The pool in which Kenmille died has been sealed up. The tin siding of the soaking structure, which previously gave a bit of a claustrophobic feel, was torn down to expose soakers to rolling hills and nighttime canvases. And an overhaul cleanup of the grounds began, as did the brainstorming for a rejuvenated Wild Horse Hot Springs that would offer guests a complete health and wellness experience.

“For years the motto of the community has been ‘limp in, leap out,’” Porterfield said. “That’s something that we want to continue providing — an immersive healing experience.”

One of their capital projects is already underway. A deck extending toward wetlands to the west is currently under construction and eventually will hold six new pools to complement the existing ones. Porterfield said the pair hope to open the new pools up to sponsors whose names will be displayed on the individual pool they funded.

Larson and Porterfield say the geothermal waters, rich in lithium and other minerals, will always be a steadfast attractant for locals and visitors alike. The new pools are a way to capitalize on that plentiful resource.

“If a fire swept through this entire area for some reason, leveling homes and businesses, people would still drive through looking for the springs, asking ‘we heard there are geothermal pools here,’” Porterfield said. “I think most people around here would agree, this valley would be nothing without these waters.”

It’s the water source that feeds the nearby town of Hot Springs and brings people to the popular Symes Hot Springs Hotel and Mineral Baths. It’s also the abundant resource that one farmer discovered by accident more than a century ago at what is now Wild Horse, after drilling a hole into the ground and being greeted by a geyser spewing 128-degree water into the air.

The stream created a deep pool in the earth. Trough-like structures were placed into the sides of the new hole - barely immersed below the water line - allowing people the opportunity to soak after they combined the 128-degree water with chilled water from a nearby barrel. The natural pool no longer exists, but a photo of it hangs on the wall at Wild Horse.

“It’s crazy to look at that [photo] and see what this place was like 100 years ago,” Larson said.

In addition to the additional pools, the business partners would like to erect a wellness center and lodging facility on the property that extends beyond the currently available camping spaces, RV hookups and tepees on site.

“I think the big thing here is getting to a point where we have a lot more overnight lodging. That’s the larger item on the capital project list that we believe will really accelerate Wild Horse,” Porterfield said.

Porterfield, who came on board in 2016, has had his hands in many tourism projects in Flathead Valley over the years and owns Ignimbrite Minerals.
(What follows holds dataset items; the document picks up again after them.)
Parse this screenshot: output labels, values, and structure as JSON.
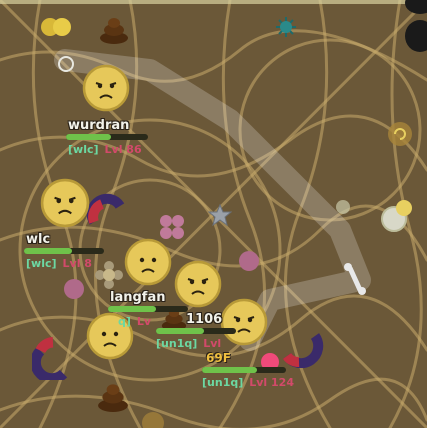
{
  "players": [
    {
      "id": "wurdran",
      "name": "wurdran",
      "team": "[wlc]",
      "level": "Lvl 86",
      "hp": 0.55
    },
    {
      "id": "wlc",
      "name": "wlc",
      "team": "[wlc]",
      "level": "Lvl 8",
      "hp": 0.6
    },
    {
      "id": "langfan",
      "name": "langfan",
      "team": "[un1q]",
      "level": "Lv",
      "hp": 0.6
    },
    {
      "id": "player-69f",
      "name": "69F",
      "team": "[un1q]",
      "level": "Lvl 124",
      "hp": 0.65
    }
  ],
  "labels": {
    "score_fragment": "1106",
    "fragment_a": "q]",
    "fragment_b": "[un1q]",
    "fragment_c": "Lvl"
  },
  "colors": {
    "ground": "#6b5838",
    "web": "#c9ab6c",
    "hp": "#6fc24a",
    "team": "#6cd8a2",
    "level": "#d24a6a",
    "petal_yellow": "#e8d060"
  },
  "icons": [
    "poop-icon",
    "star-icon",
    "magnet-icon",
    "bone-icon",
    "cactus-icon",
    "rose-icon",
    "pollen-icon",
    "light-icon"
  ]
}
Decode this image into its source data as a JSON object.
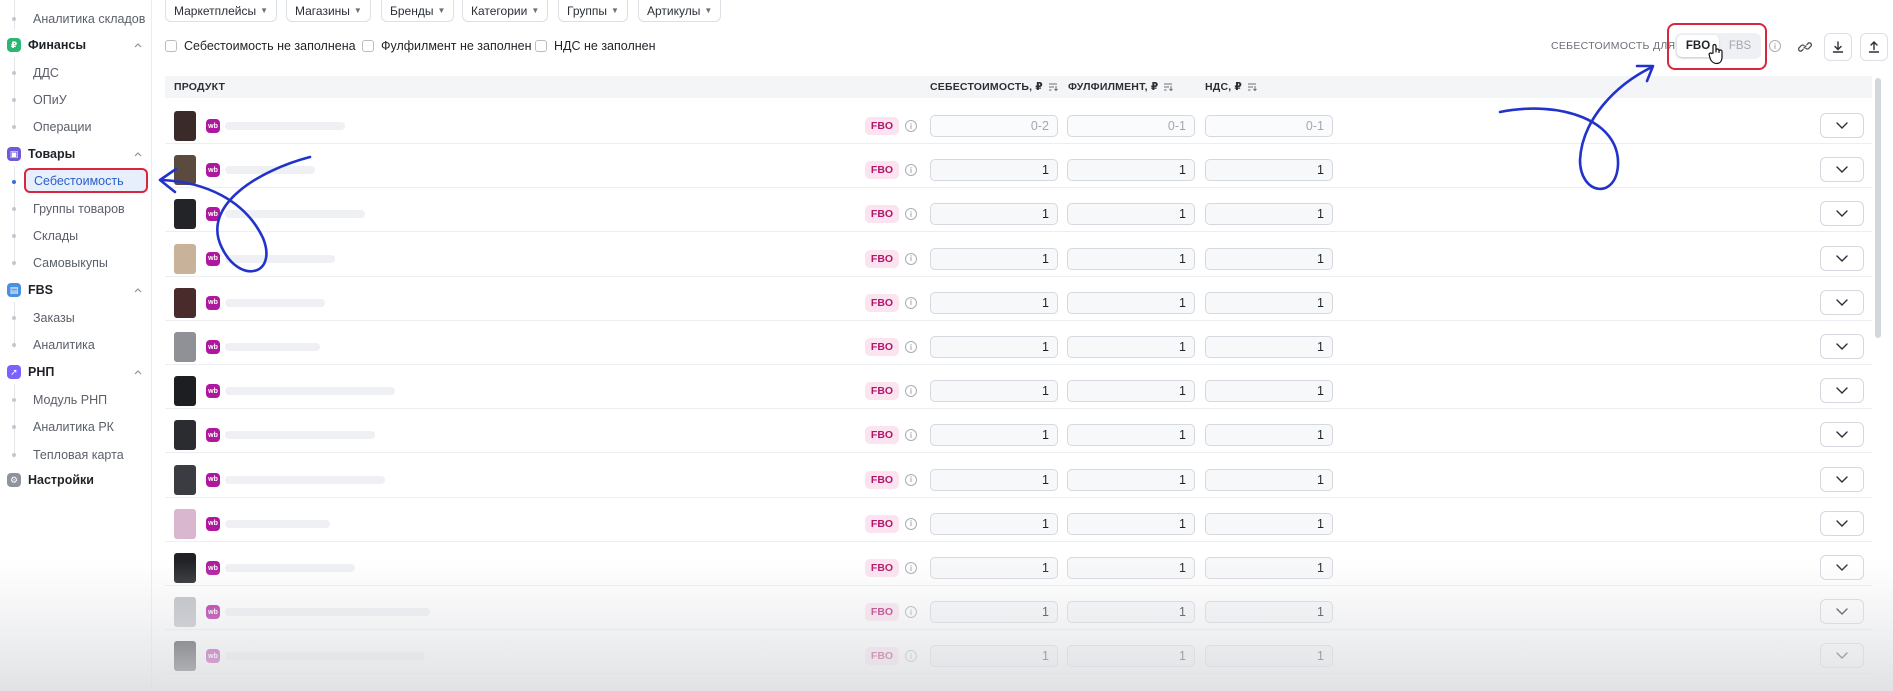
{
  "sidebar": {
    "items_top": [
      {
        "label": "Аналитика складов"
      }
    ],
    "finance": {
      "label": "Финансы",
      "items": [
        {
          "label": "ДДС"
        },
        {
          "label": "ОПиУ"
        },
        {
          "label": "Операции"
        }
      ]
    },
    "goods": {
      "label": "Товары",
      "items": [
        {
          "label": "Себестоимость"
        },
        {
          "label": "Группы товаров"
        },
        {
          "label": "Склады"
        },
        {
          "label": "Самовыкупы"
        }
      ]
    },
    "fbs": {
      "label": "FBS",
      "items": [
        {
          "label": "Заказы"
        },
        {
          "label": "Аналитика"
        }
      ]
    },
    "rnp": {
      "label": "РНП",
      "items": [
        {
          "label": "Модуль РНП"
        },
        {
          "label": "Аналитика РК"
        },
        {
          "label": "Тепловая карта"
        }
      ]
    },
    "settings": {
      "label": "Настройки"
    },
    "active_item": "Себестоимость",
    "colors": {
      "finance": "#2bb673",
      "goods": "#6f5bd8",
      "fbs": "#4a90e2",
      "rnp": "#7b61ff",
      "settings": "#8e939c"
    }
  },
  "filters": [
    "Маркетплейсы",
    "Магазины",
    "Бренды",
    "Категории",
    "Группы",
    "Артикулы"
  ],
  "checkboxes": [
    {
      "label": "Себестоимость не заполнена",
      "checked": false
    },
    {
      "label": "Фулфилмент не заполнен",
      "checked": false
    },
    {
      "label": "НДС не заполнен",
      "checked": false
    }
  ],
  "toolbar": {
    "cost_for_label": "СЕБЕСТОИМОСТЬ ДЛЯ:",
    "fbo": "FBO",
    "fbs": "FBS",
    "selected": "FBO"
  },
  "table": {
    "headers": {
      "product": "ПРОДУКТ",
      "cost": "СЕБЕСТОИМОСТЬ, ₽",
      "fulfillment": "ФУЛФИЛМЕНТ, ₽",
      "vat": "НДС, ₽"
    },
    "marketplace_badge": "wb",
    "rows": [
      {
        "badge": "FBO",
        "cost": "0-2",
        "fulfillment": "0-1",
        "vat": "0-1",
        "empty": true,
        "thumb": "#3a2a2a"
      },
      {
        "badge": "FBO",
        "cost": "1",
        "fulfillment": "1",
        "vat": "1",
        "thumb": "#5b4a3e"
      },
      {
        "badge": "FBO",
        "cost": "1",
        "fulfillment": "1",
        "vat": "1",
        "thumb": "#222428"
      },
      {
        "badge": "FBO",
        "cost": "1",
        "fulfillment": "1",
        "vat": "1",
        "thumb": "#c8b29a"
      },
      {
        "badge": "FBO",
        "cost": "1",
        "fulfillment": "1",
        "vat": "1",
        "thumb": "#4a2b2b"
      },
      {
        "badge": "FBO",
        "cost": "1",
        "fulfillment": "1",
        "vat": "1",
        "thumb": "#8f9197"
      },
      {
        "badge": "FBO",
        "cost": "1",
        "fulfillment": "1",
        "vat": "1",
        "thumb": "#1d1e22"
      },
      {
        "badge": "FBO",
        "cost": "1",
        "fulfillment": "1",
        "vat": "1",
        "thumb": "#2b2c30"
      },
      {
        "badge": "FBO",
        "cost": "1",
        "fulfillment": "1",
        "vat": "1",
        "thumb": "#3b3c42"
      },
      {
        "badge": "FBO",
        "cost": "1",
        "fulfillment": "1",
        "vat": "1",
        "thumb": "#d9b7cf"
      },
      {
        "badge": "FBO",
        "cost": "1",
        "fulfillment": "1",
        "vat": "1",
        "thumb": "#202124"
      },
      {
        "badge": "FBO",
        "cost": "1",
        "fulfillment": "1",
        "vat": "1",
        "thumb": "#b9bcc2"
      },
      {
        "badge": "FBO",
        "cost": "1",
        "fulfillment": "1",
        "vat": "1",
        "thumb": "#26272b"
      }
    ]
  }
}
He sees a thriving business and tourism opportunity at the springs for people in need of a spiritual and physical healing, either short-term or long-term.
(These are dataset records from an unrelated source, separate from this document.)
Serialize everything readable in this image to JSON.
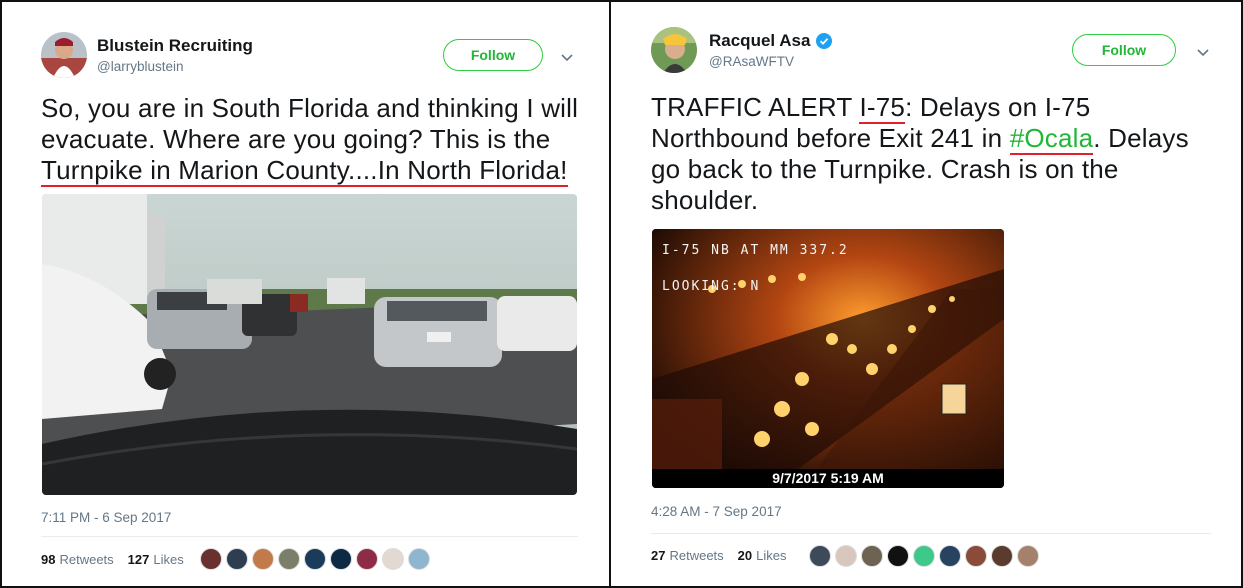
{
  "colors": {
    "follow_green": "#21b637",
    "underline_red": "#e0212d",
    "link_blue": "#1da1f2"
  },
  "tweets": [
    {
      "user": {
        "display_name": "Blustein Recruiting",
        "handle": "@larryblustein",
        "avatar_icon": "profile-photo"
      },
      "follow_label": "Follow",
      "text": {
        "line1": "So, you are in South Florida and thinking I will",
        "line2": "evacuate. Where are you going? This is the",
        "line3": "Turnpike in Marion County....In North Florida!"
      },
      "timestamp": "7:11 PM - 6 Sep 2017",
      "retweets_count": "98",
      "retweets_label": "Retweets",
      "likes_count": "127",
      "likes_label": "Likes"
    },
    {
      "user": {
        "display_name": "Racquel Asa",
        "handle": "@RAsaWFTV",
        "verified": true,
        "avatar_icon": "profile-photo"
      },
      "follow_label": "Follow",
      "text": {
        "l1a": "TRAFFIC ALERT ",
        "l1b": "I-75",
        "l1c": ": Delays on I-75",
        "l2a": "Northbound before Exit 241 in ",
        "l2b": "#Ocala",
        "l2c": ". Delays",
        "line3": "go back to the Turnpike. Crash is on the",
        "line4": "shoulder."
      },
      "camera_overlay": {
        "line1": "I-75 NB AT MM 337.2",
        "line2": "LOOKING:  N",
        "datetime": "9/7/2017 5:19 AM"
      },
      "timestamp": "4:28 AM - 7 Sep 2017",
      "retweets_count": "27",
      "retweets_label": "Retweets",
      "likes_count": "20",
      "likes_label": "Likes"
    }
  ]
}
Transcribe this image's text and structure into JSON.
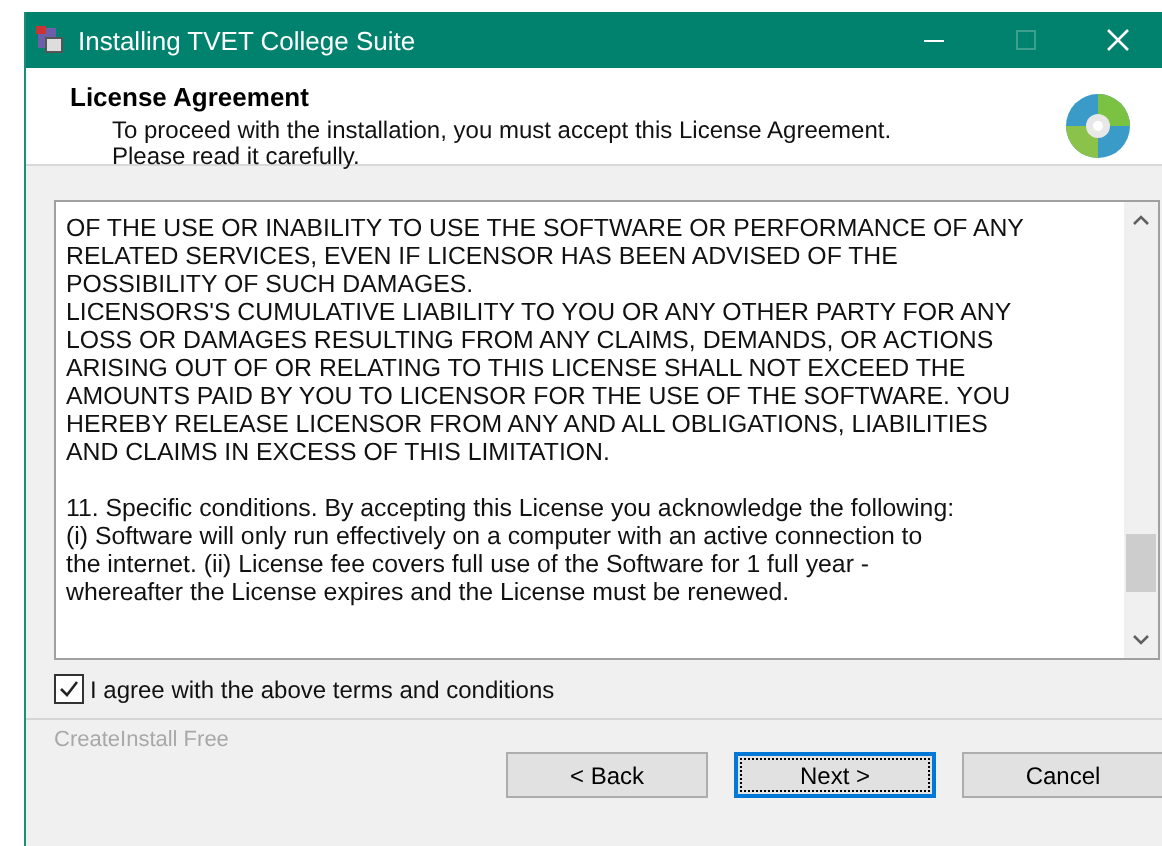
{
  "window": {
    "title": "Installing TVET College Suite"
  },
  "header": {
    "title": "License Agreement",
    "subtitle": "To proceed with the installation, you must accept this License Agreement. Please read it carefully."
  },
  "license_text": [
    {
      "lines": [
        "OF THE USE OR INABILITY TO USE THE SOFTWARE OR PERFORMANCE OF ANY",
        "RELATED SERVICES, EVEN IF LICENSOR HAS BEEN ADVISED OF THE",
        "POSSIBILITY OF SUCH DAMAGES.",
        "LICENSORS'S CUMULATIVE LIABILITY TO YOU OR ANY OTHER PARTY FOR ANY",
        "LOSS OR DAMAGES RESULTING FROM ANY CLAIMS, DEMANDS, OR ACTIONS",
        "ARISING OUT OF OR RELATING TO THIS LICENSE SHALL NOT EXCEED THE",
        "AMOUNTS PAID BY YOU TO LICENSOR FOR THE USE OF THE SOFTWARE. YOU",
        "HEREBY RELEASE LICENSOR FROM ANY AND ALL OBLIGATIONS, LIABILITIES",
        "AND CLAIMS IN EXCESS OF THIS LIMITATION."
      ]
    },
    {
      "lines": [
        "11. Specific conditions. By accepting this License you acknowledge the following:",
        "(i) Software will only run effectively on a computer with an active connection to",
        "the internet. (ii) License fee covers full use of the Software for 1 full year -",
        "whereafter the License expires and the License must be renewed."
      ]
    }
  ],
  "agree": {
    "label": "I agree with the above terms and conditions",
    "checked": true
  },
  "brand": "CreateInstall Free",
  "buttons": [
    {
      "label": "< Back",
      "focused": false
    },
    {
      "label": "Next >",
      "focused": true
    },
    {
      "label": "Cancel",
      "focused": false
    }
  ]
}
“Centering a business on the hot springs experience is foundational. With the knowledge that I have and Denny has, we are going to build an experience that will hopefully change peoples’ lives in some way,” Porterfield said.
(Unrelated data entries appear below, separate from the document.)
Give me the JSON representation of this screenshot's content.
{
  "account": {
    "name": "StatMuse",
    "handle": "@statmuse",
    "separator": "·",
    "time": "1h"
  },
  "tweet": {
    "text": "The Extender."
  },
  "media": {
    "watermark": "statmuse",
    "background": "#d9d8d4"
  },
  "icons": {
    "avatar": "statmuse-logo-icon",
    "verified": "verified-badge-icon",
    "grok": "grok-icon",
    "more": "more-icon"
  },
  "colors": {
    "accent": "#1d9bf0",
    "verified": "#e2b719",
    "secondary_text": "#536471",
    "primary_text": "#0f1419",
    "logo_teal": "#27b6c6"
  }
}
Larson said the game plan in the next few years is to have a lodge established and a market/restaurant of sorts. They hope to increase the property’s sustainability with greenhouses and by harnessing the hot water to cut electricity bills. In the meantime, they are also working on offerings that would complement the concept of healing, such as growing hemp, a process that has already begun in a field adjacent to the springs.

“We really want to reach the people who need a place like Wild Horse,” Larson said. “There is nothing like coming here. Either by yourself or with your family or your spouse and taking a soak. It makes the world go around.”

Larson and Porterfield also hope to better-connect with the local Lonepine and Hot Springs communities that also thrive largely off the artesian waters. This fall, Porterfield said a year-long awareness effort known as H20 Fest will launch. Local businesses will have the opportunity to host public gatherings focused on celebrating the area’s shared asset: water.

On the schedule for 2020 is a Bathrobe Ball, among other events.